Another show that has done a good job of subverting this to some degree is Doctor Who. While the Doctor, an alien, is of course the one who saves the day most of the time (because he’s brilliant), and the show is certainly overwhelmingly British-centric, there is an interesting comment on how the world reacts to the various crises they face: specifically with UNIT. A global accountability is quietly worked into the cannon of Who - when the Slaveen co-opted Downing Street, it was to the UN they had to appeal for access to Britain’s own nuclear weapons. When the Master assumed the role of Prime Minister, he faced fierce criticism for his acting unilaterally without UN consent. On repeated occasions when a problem has arisen, we see Unit being called to help - from the Sontaran invasion to buses randomly falling through portals. And when we do see Britain acting unilaterally, it often ends poorly - from Harriet Jones using Torchwood to destroy an invading space ship, to Torchwood’s disastrous enabling a cybermen invasion.

It isn’t constant and the show remains Britain focused but the sense of global effort, accountability and unity is there. It is not Britain saves the world.
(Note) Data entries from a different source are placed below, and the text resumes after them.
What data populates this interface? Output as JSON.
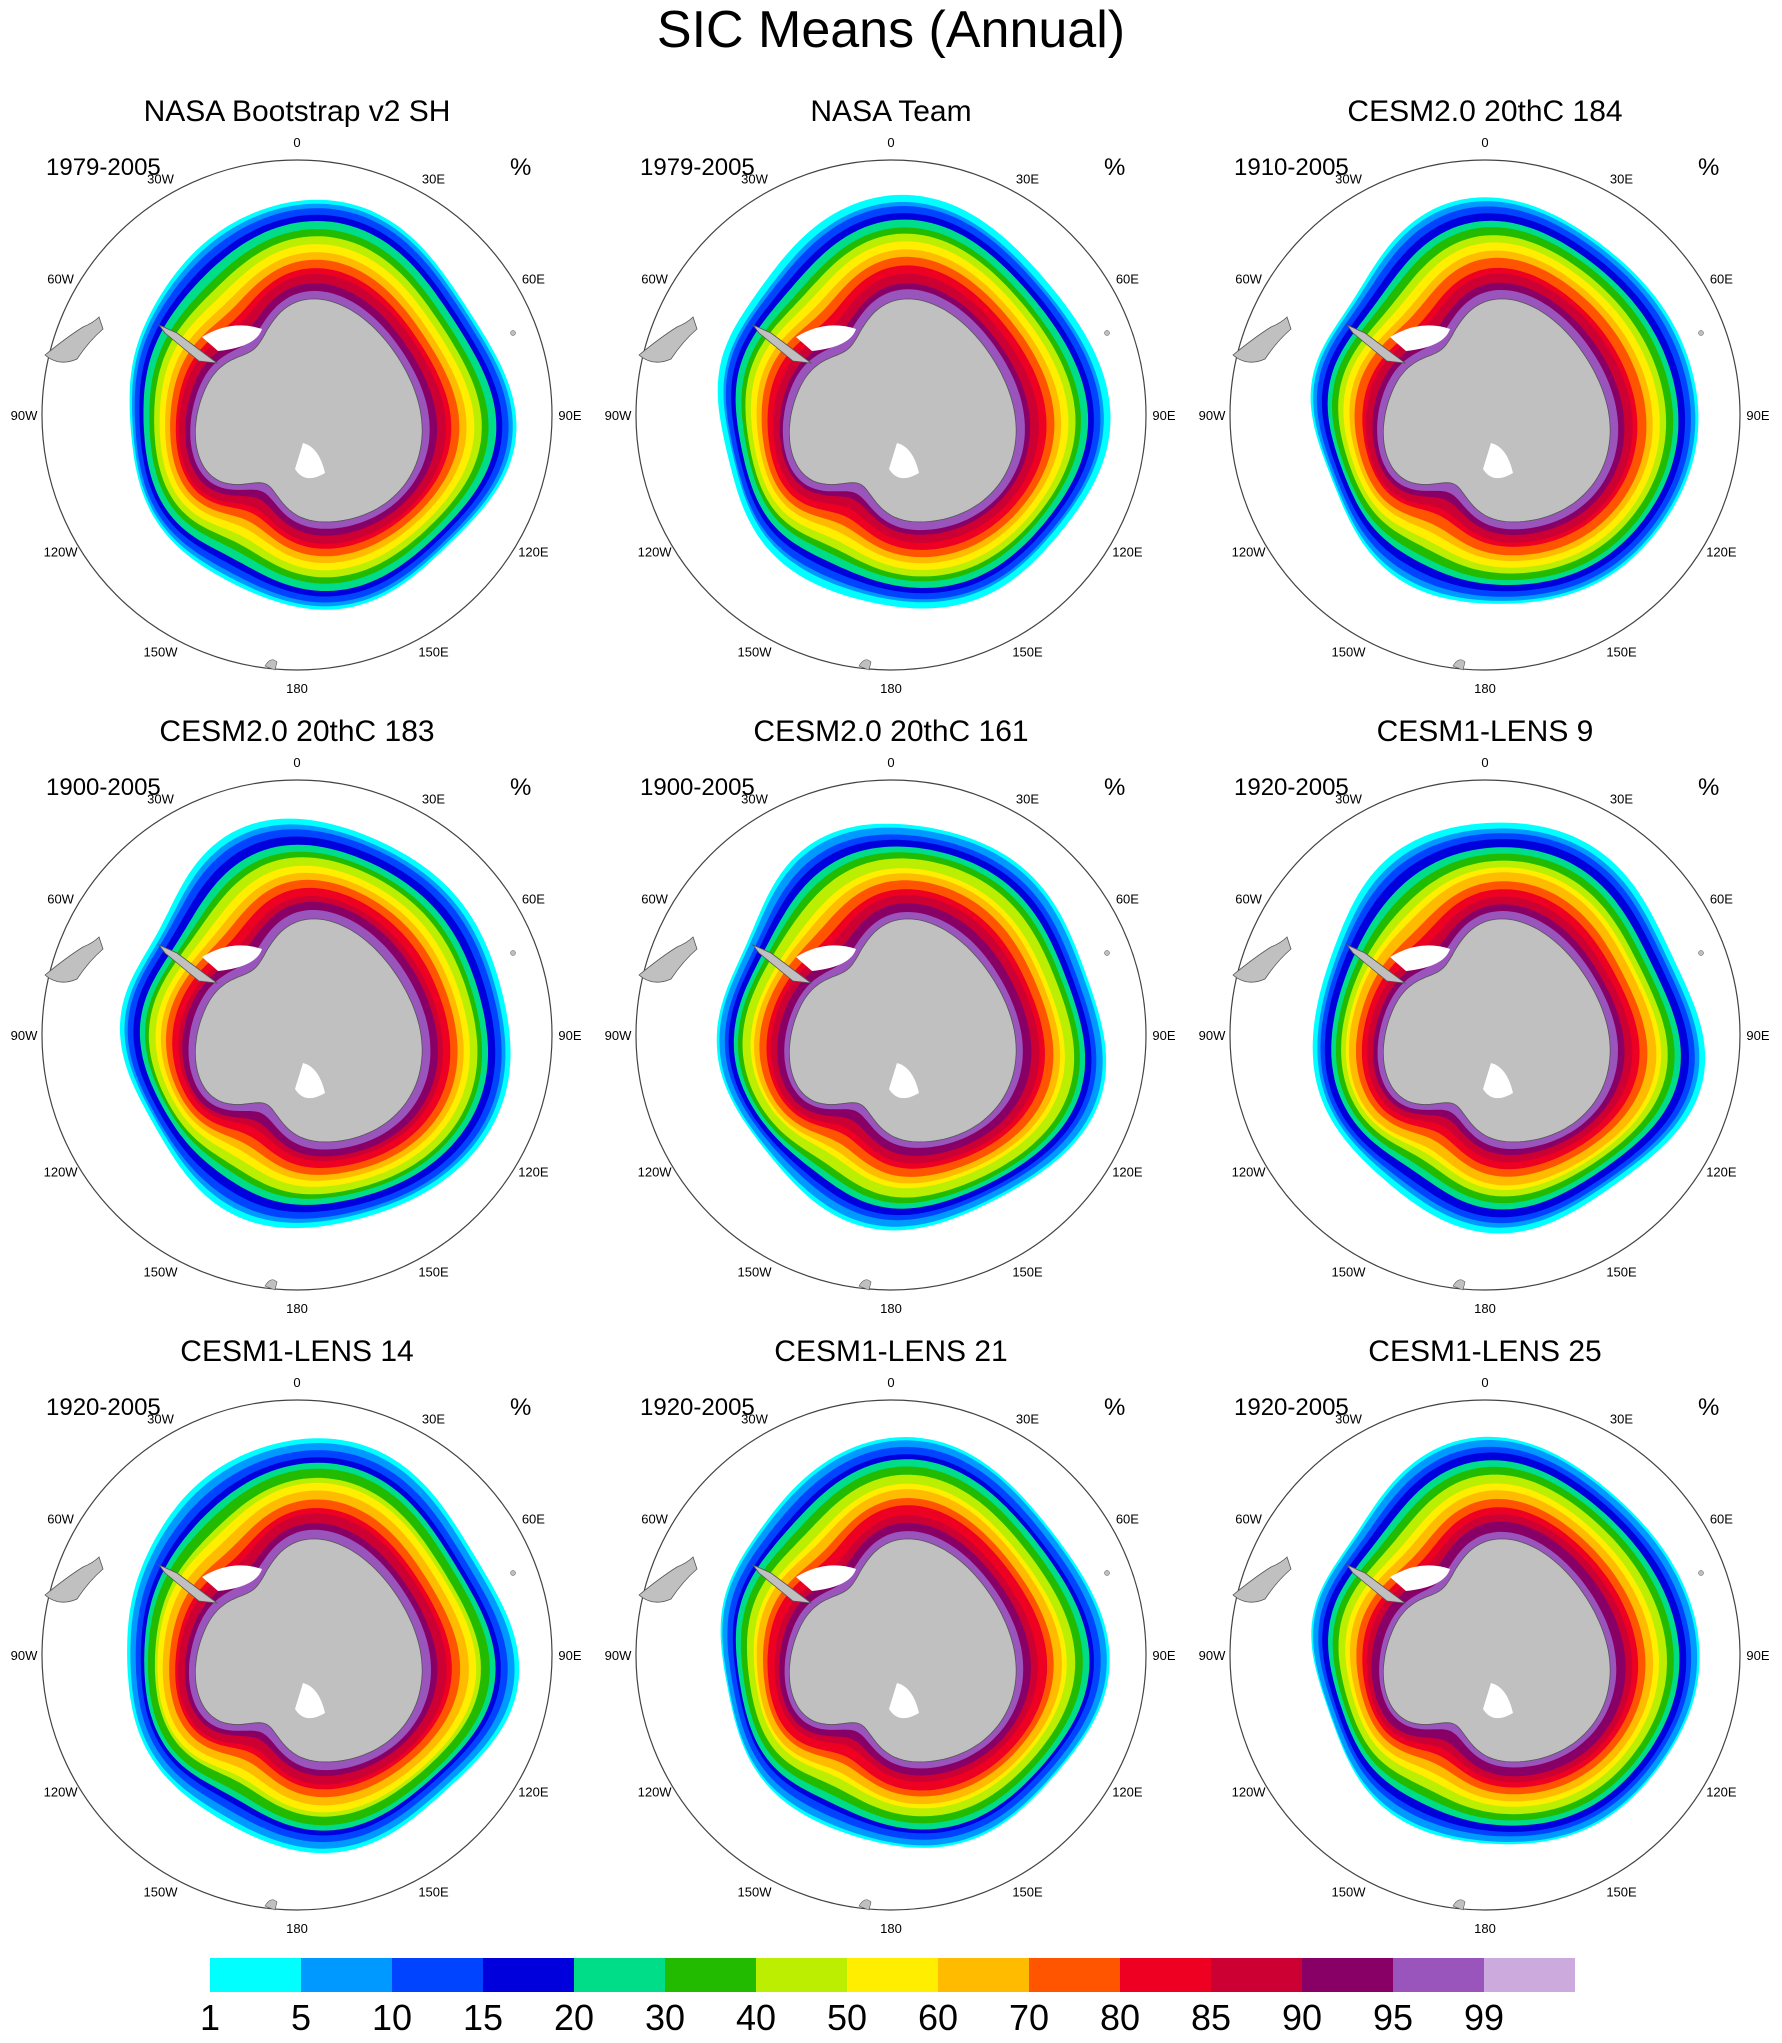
{
  "title": "SIC Means (Annual)",
  "colors": {
    "land": "#c0c0c0",
    "ocean": "#ffffff",
    "frame": "#444444"
  },
  "units": "%",
  "lon_labels": [
    "0",
    "30E",
    "60E",
    "90E",
    "120E",
    "150E",
    "180",
    "150W",
    "120W",
    "90W",
    "60W",
    "30W"
  ],
  "panels": [
    {
      "title": "NASA Bootstrap v2 SH",
      "period": "1979-2005",
      "units": "%"
    },
    {
      "title": "NASA Team",
      "period": "1979-2005",
      "units": "%"
    },
    {
      "title": "CESM2.0 20thC 184",
      "period": "1910-2005",
      "units": "%"
    },
    {
      "title": "CESM2.0 20thC 183",
      "period": "1900-2005",
      "units": "%"
    },
    {
      "title": "CESM2.0 20thC 161",
      "period": "1900-2005",
      "units": "%"
    },
    {
      "title": "CESM1-LENS 9",
      "period": "1920-2005",
      "units": "%"
    },
    {
      "title": "CESM1-LENS 14",
      "period": "1920-2005",
      "units": "%"
    },
    {
      "title": "CESM1-LENS 21",
      "period": "1920-2005",
      "units": "%"
    },
    {
      "title": "CESM1-LENS 25",
      "period": "1920-2005",
      "units": "%"
    }
  ],
  "chart_data": {
    "type": "heatmap",
    "projection": "south polar stereographic",
    "variable": "sea ice concentration",
    "colorbar": {
      "levels": [
        "1",
        "5",
        "10",
        "15",
        "20",
        "30",
        "40",
        "50",
        "60",
        "70",
        "80",
        "85",
        "90",
        "95",
        "99"
      ],
      "colors": [
        "#00ffff",
        "#0099ff",
        "#0044ff",
        "#0000dd",
        "#00dd88",
        "#22bb00",
        "#bbee00",
        "#ffee00",
        "#ffbb00",
        "#ff5500",
        "#ee0022",
        "#cc0033",
        "#880066",
        "#9955bb",
        "#ccaadd"
      ]
    }
  }
}
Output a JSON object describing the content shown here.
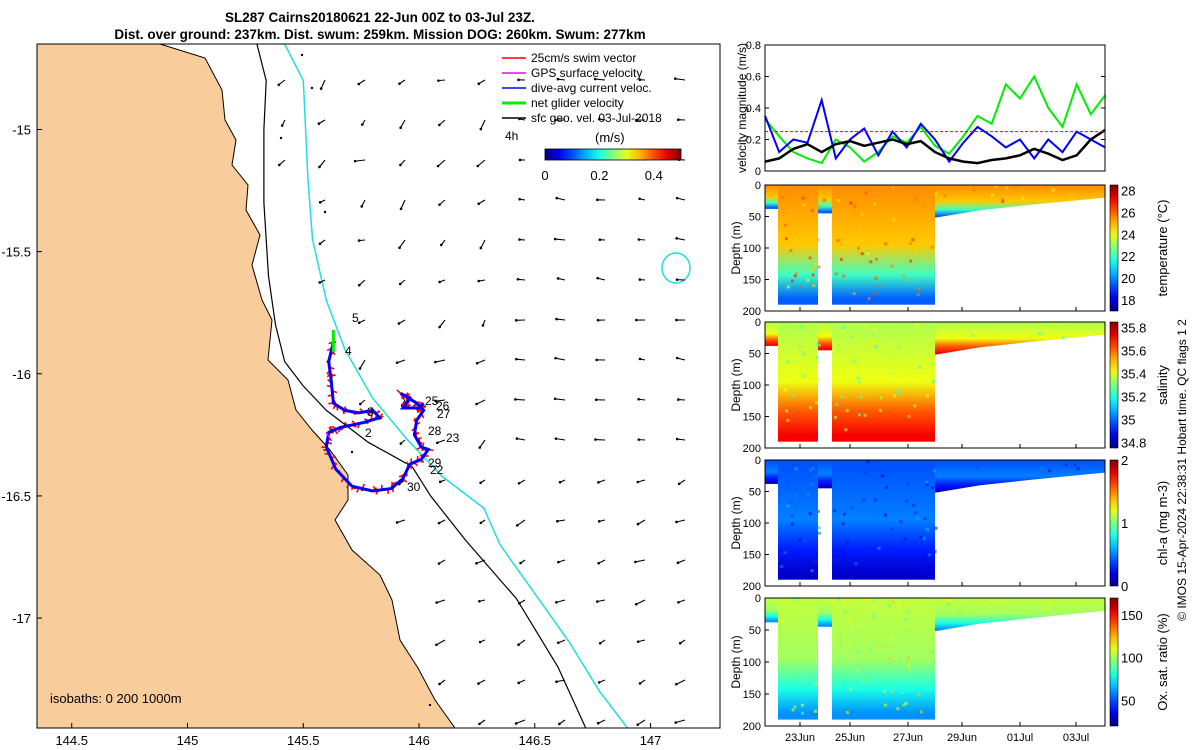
{
  "title": {
    "line1": "SL287 Cairns20180621 22-Jun 00Z to 03-Jul 23Z.",
    "line2": "Dist. over ground: 237km. Dist. swum: 259km. Mission DOG: 260km. Swum: 277km"
  },
  "colors": {
    "land": "#f9cc9c",
    "isobath_200": "#000000",
    "isobath_1000": "#22dddd",
    "track_red": "#ff0000",
    "track_blue": "#0000ff",
    "net_green": "#00ee00",
    "gps_magenta": "#ee00ee"
  },
  "chart_data": [
    {
      "type": "scatter",
      "name": "glider track map",
      "xlabel": "",
      "ylabel": "",
      "xlim": [
        144.35,
        147.3
      ],
      "ylim": [
        -17.45,
        -14.65
      ],
      "xticks": [
        "144.5",
        "145",
        "145.5",
        "146",
        "146.5",
        "147"
      ],
      "yticks": [
        "-15",
        "-15.5",
        "-16",
        "-16.5",
        "-17"
      ],
      "legend": [
        {
          "label": "25cm/s swim vector",
          "color": "#ff0000"
        },
        {
          "label": "GPS surface velocity",
          "color": "#ee00ee"
        },
        {
          "label": "dive-avg current veloc.",
          "color": "#0000ff"
        },
        {
          "label": "net glider velocity",
          "color": "#00ee00"
        },
        {
          "label": "sfc geo. vel. 03-Jul-2018",
          "color": "#000000"
        }
      ],
      "colorbar": {
        "label": "(m/s)",
        "ticks": [
          "0",
          "0.2",
          "0.4"
        ],
        "range": [
          0,
          0.5
        ]
      },
      "isobaths_label": "isobaths: 0   200  1000m",
      "day_labels": [
        "2",
        "3",
        "4",
        "5",
        "22",
        "23",
        "25",
        "26",
        "27",
        "28",
        "29",
        "30"
      ],
      "extra_label": "4h",
      "track": [
        [
          145.63,
          -15.87
        ],
        [
          145.61,
          -15.95
        ],
        [
          145.62,
          -16.02
        ],
        [
          145.63,
          -16.12
        ],
        [
          145.68,
          -16.15
        ],
        [
          145.74,
          -16.16
        ],
        [
          145.8,
          -16.15
        ],
        [
          145.83,
          -16.18
        ],
        [
          145.76,
          -16.2
        ],
        [
          145.66,
          -16.22
        ],
        [
          145.61,
          -16.24
        ],
        [
          145.6,
          -16.3
        ],
        [
          145.64,
          -16.39
        ],
        [
          145.71,
          -16.46
        ],
        [
          145.8,
          -16.48
        ],
        [
          145.88,
          -16.47
        ],
        [
          145.93,
          -16.43
        ],
        [
          145.96,
          -16.37
        ],
        [
          146.01,
          -16.35
        ],
        [
          146.04,
          -16.31
        ],
        [
          146.01,
          -16.3
        ],
        [
          145.98,
          -16.25
        ],
        [
          145.99,
          -16.19
        ],
        [
          146.02,
          -16.15
        ],
        [
          145.99,
          -16.12
        ],
        [
          145.92,
          -16.08
        ],
        [
          145.96,
          -16.1
        ],
        [
          145.93,
          -16.14
        ],
        [
          146.0,
          -16.14
        ],
        [
          146.02,
          -16.12
        ]
      ],
      "isobath_200": [
        [
          145.3,
          -14.65
        ],
        [
          145.34,
          -14.8
        ],
        [
          145.33,
          -15.0
        ],
        [
          145.33,
          -15.3
        ],
        [
          145.35,
          -15.6
        ],
        [
          145.38,
          -15.8
        ],
        [
          145.42,
          -15.95
        ],
        [
          145.5,
          -16.05
        ],
        [
          145.6,
          -16.15
        ],
        [
          145.78,
          -16.28
        ],
        [
          145.97,
          -16.38
        ],
        [
          146.05,
          -16.5
        ],
        [
          146.2,
          -16.68
        ],
        [
          146.42,
          -16.92
        ],
        [
          146.6,
          -17.2
        ],
        [
          146.72,
          -17.45
        ]
      ],
      "isobath_1000": [
        [
          145.42,
          -14.65
        ],
        [
          145.5,
          -14.8
        ],
        [
          145.51,
          -15.0
        ],
        [
          145.52,
          -15.2
        ],
        [
          145.54,
          -15.45
        ],
        [
          145.6,
          -15.7
        ],
        [
          145.68,
          -15.9
        ],
        [
          145.8,
          -16.1
        ],
        [
          145.95,
          -16.27
        ],
        [
          146.1,
          -16.42
        ],
        [
          146.28,
          -16.55
        ],
        [
          146.35,
          -16.7
        ],
        [
          146.5,
          -16.9
        ],
        [
          146.65,
          -17.1
        ],
        [
          146.78,
          -17.3
        ],
        [
          146.9,
          -17.45
        ]
      ]
    },
    {
      "type": "line",
      "name": "velocity magnitude",
      "ylabel": "velocity magnitude (m/s)",
      "ylim": [
        0,
        0.8
      ],
      "yticks": [
        "0",
        "0.2",
        "0.4",
        "0.6",
        "0.8"
      ],
      "xlim": [
        22,
        34
      ],
      "series": [
        {
          "name": "net glider velocity",
          "color": "#00ee00",
          "x": [
            22.0,
            22.5,
            23.0,
            23.5,
            24.0,
            24.5,
            25.0,
            25.5,
            26.0,
            26.5,
            27.0,
            27.5,
            28.0,
            28.5,
            29.0,
            29.5,
            30.0,
            30.5,
            31.0,
            31.5,
            32.0,
            32.5,
            33.0,
            33.5,
            34.0
          ],
          "values": [
            0.33,
            0.22,
            0.12,
            0.08,
            0.05,
            0.2,
            0.15,
            0.06,
            0.12,
            0.22,
            0.18,
            0.28,
            0.16,
            0.11,
            0.22,
            0.35,
            0.3,
            0.55,
            0.46,
            0.6,
            0.4,
            0.28,
            0.55,
            0.36,
            0.48
          ]
        },
        {
          "name": "dive-avg current veloc.",
          "color": "#0000ff",
          "x": [
            22.0,
            22.5,
            23.0,
            23.5,
            24.0,
            24.5,
            25.0,
            25.5,
            26.0,
            26.5,
            27.0,
            27.5,
            28.0,
            28.5,
            29.0,
            29.5,
            30.0,
            30.5,
            31.0,
            31.5,
            32.0,
            32.5,
            33.0,
            33.5,
            34.0
          ],
          "values": [
            0.35,
            0.12,
            0.2,
            0.18,
            0.45,
            0.08,
            0.2,
            0.27,
            0.1,
            0.25,
            0.15,
            0.3,
            0.2,
            0.06,
            0.18,
            0.28,
            0.22,
            0.15,
            0.2,
            0.08,
            0.2,
            0.12,
            0.25,
            0.2,
            0.15
          ]
        },
        {
          "name": "sfc geo. vel.",
          "color": "#000000",
          "x": [
            22.0,
            22.5,
            23.0,
            23.5,
            24.0,
            24.5,
            25.0,
            25.5,
            26.0,
            26.5,
            27.0,
            27.5,
            28.0,
            28.5,
            29.0,
            29.5,
            30.0,
            30.5,
            31.0,
            31.5,
            32.0,
            32.5,
            33.0,
            33.5,
            34.0
          ],
          "values": [
            0.06,
            0.08,
            0.14,
            0.17,
            0.12,
            0.17,
            0.19,
            0.16,
            0.18,
            0.2,
            0.17,
            0.19,
            0.12,
            0.08,
            0.06,
            0.05,
            0.07,
            0.08,
            0.1,
            0.14,
            0.11,
            0.07,
            0.1,
            0.2,
            0.26
          ]
        },
        {
          "name": "25cm/s swim vector",
          "color": "#ff0000",
          "x": [
            22.0,
            34.0
          ],
          "values": [
            0.25,
            0.25
          ]
        }
      ]
    },
    {
      "type": "heatmap",
      "name": "temperature",
      "ylabel": "Depth (m)",
      "yticks": [
        "0",
        "50",
        "100",
        "150",
        "200"
      ],
      "colorbar": {
        "label": "temperature (°C)",
        "ticks": [
          "18",
          "20",
          "22",
          "24",
          "26",
          "28"
        ],
        "range": [
          17,
          28.5
        ]
      },
      "depth_profile": [
        {
          "depth": 0,
          "value": 25.5
        },
        {
          "depth": 100,
          "value": 24.8
        },
        {
          "depth": 150,
          "value": 22
        },
        {
          "depth": 190,
          "value": 19.5
        }
      ]
    },
    {
      "type": "heatmap",
      "name": "salinity",
      "ylabel": "Depth (m)",
      "yticks": [
        "0",
        "50",
        "100",
        "150",
        "200"
      ],
      "colorbar": {
        "label": "salinity",
        "ticks": [
          "34.8",
          "35",
          "35.2",
          "35.4",
          "35.6",
          "35.8"
        ],
        "range": [
          34.75,
          35.85
        ]
      },
      "depth_profile": [
        {
          "depth": 0,
          "value": 35.35
        },
        {
          "depth": 100,
          "value": 35.42
        },
        {
          "depth": 150,
          "value": 35.62
        },
        {
          "depth": 190,
          "value": 35.72
        }
      ]
    },
    {
      "type": "heatmap",
      "name": "chl-a",
      "ylabel": "Depth (m)",
      "yticks": [
        "0",
        "50",
        "100",
        "150",
        "200"
      ],
      "colorbar": {
        "label": "chl-a (mg m-3)",
        "ticks": [
          "0",
          "1",
          "2"
        ],
        "range": [
          0,
          2
        ]
      },
      "depth_profile": [
        {
          "depth": 0,
          "value": 0.4
        },
        {
          "depth": 100,
          "value": 0.5
        },
        {
          "depth": 150,
          "value": 0.3
        },
        {
          "depth": 190,
          "value": 0.15
        }
      ]
    },
    {
      "type": "heatmap",
      "name": "oxygen saturation",
      "ylabel": "Depth (m)",
      "yticks": [
        "0",
        "50",
        "100",
        "150",
        "200"
      ],
      "xticks": [
        "23Jun",
        "25Jun",
        "27Jun",
        "29Jun",
        "01Jul",
        "03Jul"
      ],
      "colorbar": {
        "label": "Ox. sat. ratio (%)",
        "ticks": [
          "50",
          "100",
          "150"
        ],
        "range": [
          20,
          170
        ]
      },
      "depth_profile": [
        {
          "depth": 0,
          "value": 105
        },
        {
          "depth": 100,
          "value": 100
        },
        {
          "depth": 150,
          "value": 80
        },
        {
          "depth": 190,
          "value": 60
        }
      ]
    }
  ],
  "credit": "© IMOS 15-Apr-2024 22:38:31 Hobart time. QC flags 1  2"
}
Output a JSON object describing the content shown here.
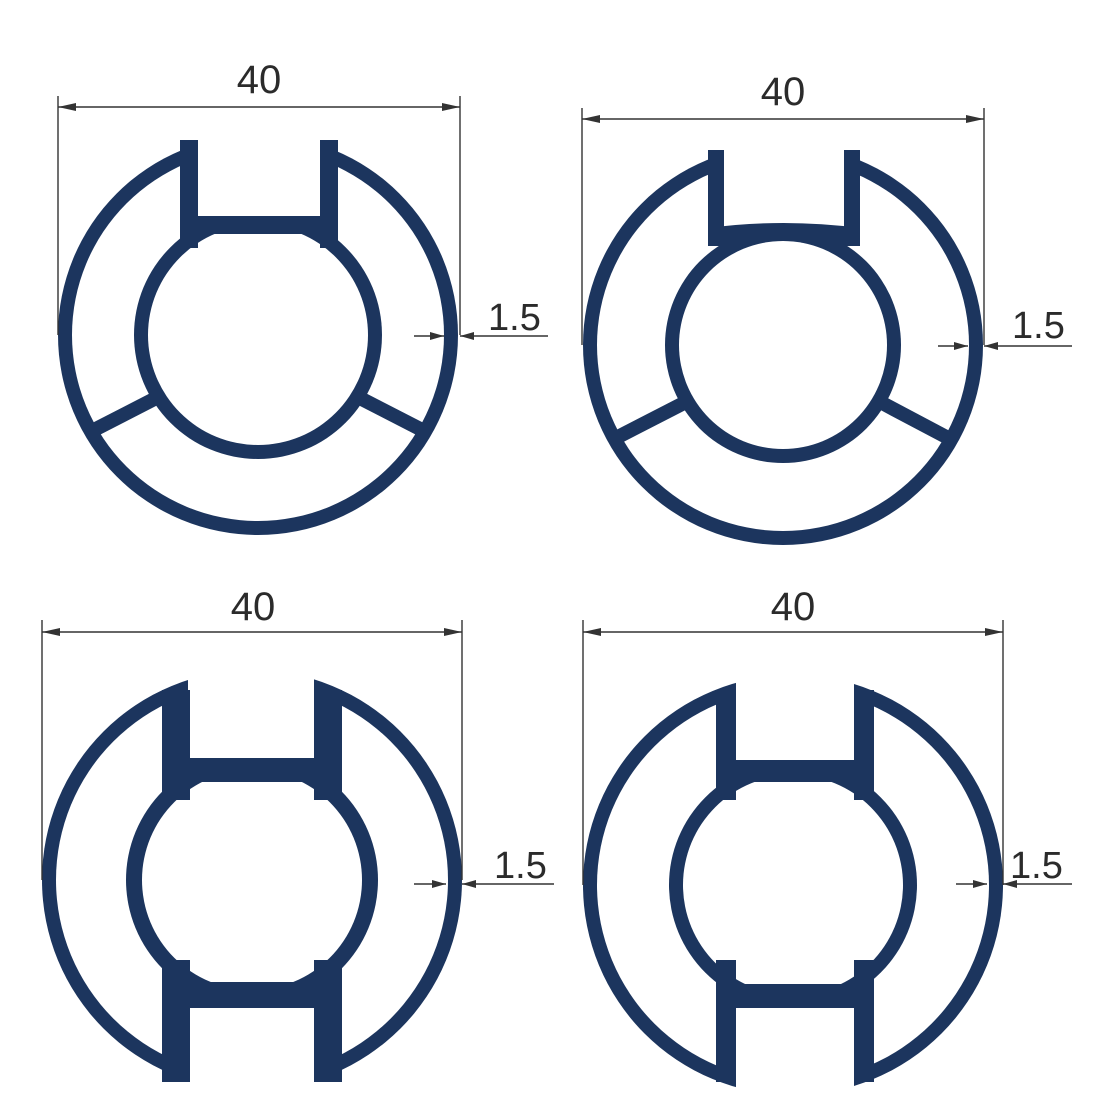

A trope of any powerful nation constantly making global decisions and saving the world would be eye rollingly irritating and arrogant - but this trope is especially destructive and worrisome when presenting a western nation doing so in the modern political context (or most historical contexts, for that matter). Saving other nations, saving the world, is often (usually dishonestly) invoked to justify violent intervention across the world. The idea that the west, and America specifically, can not only unilaterally “save” the world one bomb at a time - but indeed should  - is already deeply ingrained and doesn’t need any further encouragement or support. A more nuanced, a more detailed and less simplistic way of addressing global problems is desperately needed - one that doesn’t emphasise unilateral action and the world needing an American saviour.